For MMVD specifically, a landmark 2019 study called the EPIC trial demonstrated that starting the medication pimobendan before the onset of heart failure (at a specific stage of disease) delayed the onset of heart failure by about 15 months. This was a game changer in veterinary cardiology. It means that monitoring and staging the disease matters, because there's a window where proactive treatment makes a significant difference.
What You Can Do at Home
- Learn to count your dog's resting respiratory rate. When your dog is sleeping, count the number of breaths in 15 seconds and multiply by 4. Normal is under 30 breaths per minute. A consistently elevated resting respiratory rate can be the first sign of fluid building up in the lungs. Many vets recommend tracking this weekly for dogs with known heart murmurs.

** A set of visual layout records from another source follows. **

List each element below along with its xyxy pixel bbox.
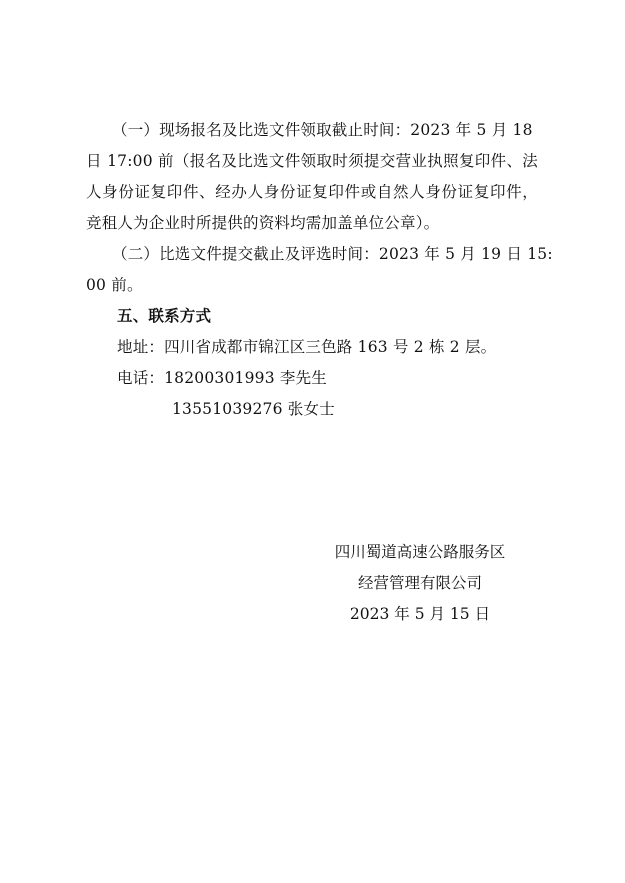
contact-phone-2: 13551039276 张女士	[172, 400, 335, 418]
section-one-line-4: 竞租人为企业时所提供的资料均需加盖单位公章）。	[86, 214, 440, 232]
section-two-line-1: （二）比选文件提交截止及评选时间：2023 年 5 月 19 日 15:	[112, 245, 553, 263]
signature-org-line-2: 经营管理有限公司	[357, 574, 482, 592]
signature-org-line-1: 四川蜀道高速公路服务区	[334, 543, 506, 561]
section-one-line-1: （一）现场报名及比选文件领取截止时间：2023 年 5 月 18	[112, 121, 533, 139]
section-two-line-2: 00 前。	[86, 276, 143, 294]
section-one-line-3: 人身份证复印件、经办人身份证复印件或自然人身份证复印件，	[86, 183, 538, 201]
contact-address: 地址：四川省成都市锦江区三色路 163 号 2 栋 2 层。	[117, 338, 497, 356]
contact-heading: 五、联系方式	[117, 306, 212, 325]
contact-phone-1: 电话：18200301993 李先生	[117, 369, 328, 387]
signature-date: 2023 年 5 月 15 日	[349, 605, 491, 623]
section-one-line-2: 日 17:00 前（报名及比选文件领取时须提交营业执照复印件、法	[86, 152, 538, 170]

- Maintain a healthy weight. Extra weight means the heart has to work harder to circulate blood through more tissue.
- Keep exercise appropriate. Dogs with heart murmurs don't necessarily need to stop exercising, but avoid extreme exertion. Your cardiologist or vet can guide you on what's appropriate for your dog's specific condition.
- Monitor for signs of heart failure: coughing (especially at night or when lying down), exercise intolerance, labored breathing, fainting or collapse, distended abdomen, and loss of appetite.
Perspective
A heart murmur is not a death sentence. Many dogs live full, happy lives with murmurs. What matters is identifying the cause, staging the disease appropriately, and managing it proactively. The dogs who do best are the ones whose owners detect the murmur early, follow up with appropriate diagnostics, monitor at home, and work closely with their veterinary team. You can be that owner. Start by taking a breath (one of the things your dog's heart is working to support), and then take the next step your vet recommends.